Long before, people has been trying hard in overcoming the human language barriers. Until recent years, IT giants like Google and Microsoft have been dedicating huge amount of resources to leapfrogged these difficulties in languages. Seamless voice translation may even seem possible in the near future. As much as we like, does it mean we have reached a breakthrough in creating a barrier-free language world?
Although instant translation is not perfect, we can now speak directly into Google translation mobile app and get our spoken words translation into another language. For most of us, it makes travelling a whole lot easier in foreign countries. In 2015 Microsoft released a new skype version that let user speaks in native language and auto translate into another foreign language. (https://support.skype.com/en/faq/FA34542/how-do-i-set-up-and-use-skype-translator)
Google translate more than 100 million words daily since its introduction in 2011. In addition to text translation, Google translate’s text recognition technology is able to capture image from camera and translate foreign text (https://support.google.com/translate/answer/6142483?hl=en).

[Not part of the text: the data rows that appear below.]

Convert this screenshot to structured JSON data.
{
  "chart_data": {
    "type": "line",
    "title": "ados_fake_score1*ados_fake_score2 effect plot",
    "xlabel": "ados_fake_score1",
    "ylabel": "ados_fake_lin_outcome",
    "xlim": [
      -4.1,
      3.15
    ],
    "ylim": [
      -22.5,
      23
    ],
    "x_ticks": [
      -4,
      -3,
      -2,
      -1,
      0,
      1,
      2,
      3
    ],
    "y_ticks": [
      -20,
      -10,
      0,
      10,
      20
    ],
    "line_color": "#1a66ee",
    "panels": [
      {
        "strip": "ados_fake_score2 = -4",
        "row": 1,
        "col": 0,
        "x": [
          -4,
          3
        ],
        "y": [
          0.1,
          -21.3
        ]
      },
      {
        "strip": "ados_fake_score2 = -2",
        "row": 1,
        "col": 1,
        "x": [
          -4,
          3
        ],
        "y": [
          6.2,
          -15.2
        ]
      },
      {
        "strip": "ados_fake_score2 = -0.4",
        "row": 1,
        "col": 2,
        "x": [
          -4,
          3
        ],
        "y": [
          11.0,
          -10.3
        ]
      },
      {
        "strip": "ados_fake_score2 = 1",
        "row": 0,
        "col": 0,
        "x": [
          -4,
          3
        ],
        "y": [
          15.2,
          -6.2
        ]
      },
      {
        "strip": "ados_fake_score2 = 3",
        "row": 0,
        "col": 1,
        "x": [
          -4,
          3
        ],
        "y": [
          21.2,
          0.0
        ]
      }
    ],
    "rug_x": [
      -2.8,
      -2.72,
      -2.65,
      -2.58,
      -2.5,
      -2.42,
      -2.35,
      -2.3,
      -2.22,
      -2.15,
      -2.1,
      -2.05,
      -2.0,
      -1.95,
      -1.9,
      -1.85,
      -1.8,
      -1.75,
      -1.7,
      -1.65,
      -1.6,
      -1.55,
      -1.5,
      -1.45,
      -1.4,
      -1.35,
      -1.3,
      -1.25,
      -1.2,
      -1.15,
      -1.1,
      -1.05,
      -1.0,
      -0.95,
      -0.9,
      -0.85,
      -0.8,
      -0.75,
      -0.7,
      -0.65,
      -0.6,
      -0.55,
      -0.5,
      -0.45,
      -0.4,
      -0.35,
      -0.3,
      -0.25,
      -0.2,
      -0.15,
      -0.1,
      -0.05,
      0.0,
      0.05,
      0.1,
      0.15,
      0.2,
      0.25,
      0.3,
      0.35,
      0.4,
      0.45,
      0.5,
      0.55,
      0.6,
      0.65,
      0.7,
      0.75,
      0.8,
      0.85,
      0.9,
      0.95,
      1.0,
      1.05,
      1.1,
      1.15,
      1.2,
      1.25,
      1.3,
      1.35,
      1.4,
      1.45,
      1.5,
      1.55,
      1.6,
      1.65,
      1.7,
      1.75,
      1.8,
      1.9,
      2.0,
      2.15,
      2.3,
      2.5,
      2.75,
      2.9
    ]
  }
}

This is especially helpful when reading the menu in a foreign restaurant.
Although Google has made remarkable improvement in instant translation, there is still a whole lot to do. In order to bring this application to the next level, software engineers have to extract quality voice samples from data and add this into Google’s voice databank. The difficulty lies in the vast amount of data and variety of accent & vocalization in different languages. This has a great impact in the quality of the translated language (or target language).

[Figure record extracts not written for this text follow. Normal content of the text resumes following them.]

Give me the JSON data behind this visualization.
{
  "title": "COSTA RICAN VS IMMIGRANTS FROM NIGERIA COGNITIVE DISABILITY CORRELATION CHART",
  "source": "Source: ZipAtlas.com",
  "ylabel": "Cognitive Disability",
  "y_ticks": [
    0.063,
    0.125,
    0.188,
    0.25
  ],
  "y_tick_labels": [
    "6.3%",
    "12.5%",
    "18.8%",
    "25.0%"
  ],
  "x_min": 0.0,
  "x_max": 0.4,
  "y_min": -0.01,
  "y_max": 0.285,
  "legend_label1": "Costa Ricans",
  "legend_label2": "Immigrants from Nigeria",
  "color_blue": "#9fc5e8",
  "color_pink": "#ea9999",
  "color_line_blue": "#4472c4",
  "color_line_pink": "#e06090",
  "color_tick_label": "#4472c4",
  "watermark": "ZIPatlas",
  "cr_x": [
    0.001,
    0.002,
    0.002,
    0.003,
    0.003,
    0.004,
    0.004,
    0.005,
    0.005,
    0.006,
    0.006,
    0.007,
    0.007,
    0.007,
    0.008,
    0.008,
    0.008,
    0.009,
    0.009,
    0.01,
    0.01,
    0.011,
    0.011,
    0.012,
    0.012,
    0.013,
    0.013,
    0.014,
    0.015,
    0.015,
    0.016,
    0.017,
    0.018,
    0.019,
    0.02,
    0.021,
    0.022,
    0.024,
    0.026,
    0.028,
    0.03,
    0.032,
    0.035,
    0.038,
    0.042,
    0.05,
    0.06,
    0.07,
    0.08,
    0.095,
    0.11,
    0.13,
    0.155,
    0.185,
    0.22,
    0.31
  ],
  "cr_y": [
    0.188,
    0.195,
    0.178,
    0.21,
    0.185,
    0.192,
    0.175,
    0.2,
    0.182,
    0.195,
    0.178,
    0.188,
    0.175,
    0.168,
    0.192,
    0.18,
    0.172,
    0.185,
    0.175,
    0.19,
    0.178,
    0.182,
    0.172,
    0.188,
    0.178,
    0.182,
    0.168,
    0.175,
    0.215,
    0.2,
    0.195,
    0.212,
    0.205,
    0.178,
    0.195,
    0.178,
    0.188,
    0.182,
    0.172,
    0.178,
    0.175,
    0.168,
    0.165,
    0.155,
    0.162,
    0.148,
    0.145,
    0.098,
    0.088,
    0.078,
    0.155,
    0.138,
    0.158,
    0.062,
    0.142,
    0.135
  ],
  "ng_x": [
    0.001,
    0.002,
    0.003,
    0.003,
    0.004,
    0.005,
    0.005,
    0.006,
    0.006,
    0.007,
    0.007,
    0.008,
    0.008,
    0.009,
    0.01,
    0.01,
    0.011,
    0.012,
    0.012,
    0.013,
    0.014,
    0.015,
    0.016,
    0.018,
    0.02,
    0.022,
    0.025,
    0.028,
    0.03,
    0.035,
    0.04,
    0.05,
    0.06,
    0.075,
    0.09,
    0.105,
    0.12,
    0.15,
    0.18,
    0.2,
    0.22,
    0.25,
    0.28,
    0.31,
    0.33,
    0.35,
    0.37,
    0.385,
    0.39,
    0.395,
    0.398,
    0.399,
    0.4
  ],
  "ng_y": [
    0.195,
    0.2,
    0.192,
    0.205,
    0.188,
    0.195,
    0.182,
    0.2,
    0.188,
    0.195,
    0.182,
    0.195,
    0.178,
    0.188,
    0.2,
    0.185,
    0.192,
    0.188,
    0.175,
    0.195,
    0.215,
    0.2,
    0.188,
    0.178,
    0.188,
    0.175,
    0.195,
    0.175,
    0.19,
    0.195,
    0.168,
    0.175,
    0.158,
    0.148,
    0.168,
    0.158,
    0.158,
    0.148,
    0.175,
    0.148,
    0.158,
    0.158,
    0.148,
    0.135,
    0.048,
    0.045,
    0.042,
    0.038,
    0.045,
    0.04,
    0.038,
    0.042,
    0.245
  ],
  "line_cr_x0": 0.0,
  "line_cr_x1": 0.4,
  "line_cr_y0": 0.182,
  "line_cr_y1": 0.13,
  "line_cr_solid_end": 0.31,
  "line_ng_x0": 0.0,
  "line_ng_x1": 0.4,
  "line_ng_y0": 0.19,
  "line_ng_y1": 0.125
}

Microsoft spent a decade long in instant translation development for Skype, based on their study on semi-supervised Gaussian mixture model (GMM) hidden Markov model (HMM) and deep neural network (DNN) HMM acoustic model training. In 2010, Microsoft made its breakthrough in cross-language communication, created “The Translating Telephone” which enables speech to tran scripted text (https://www.microsoft.com/en-us/research/video/the-translating-telephone/). This is then translated live using machine translation to provide speech-to-text translation and further fed into a text-to-speech system to realize speech-to-speech translation.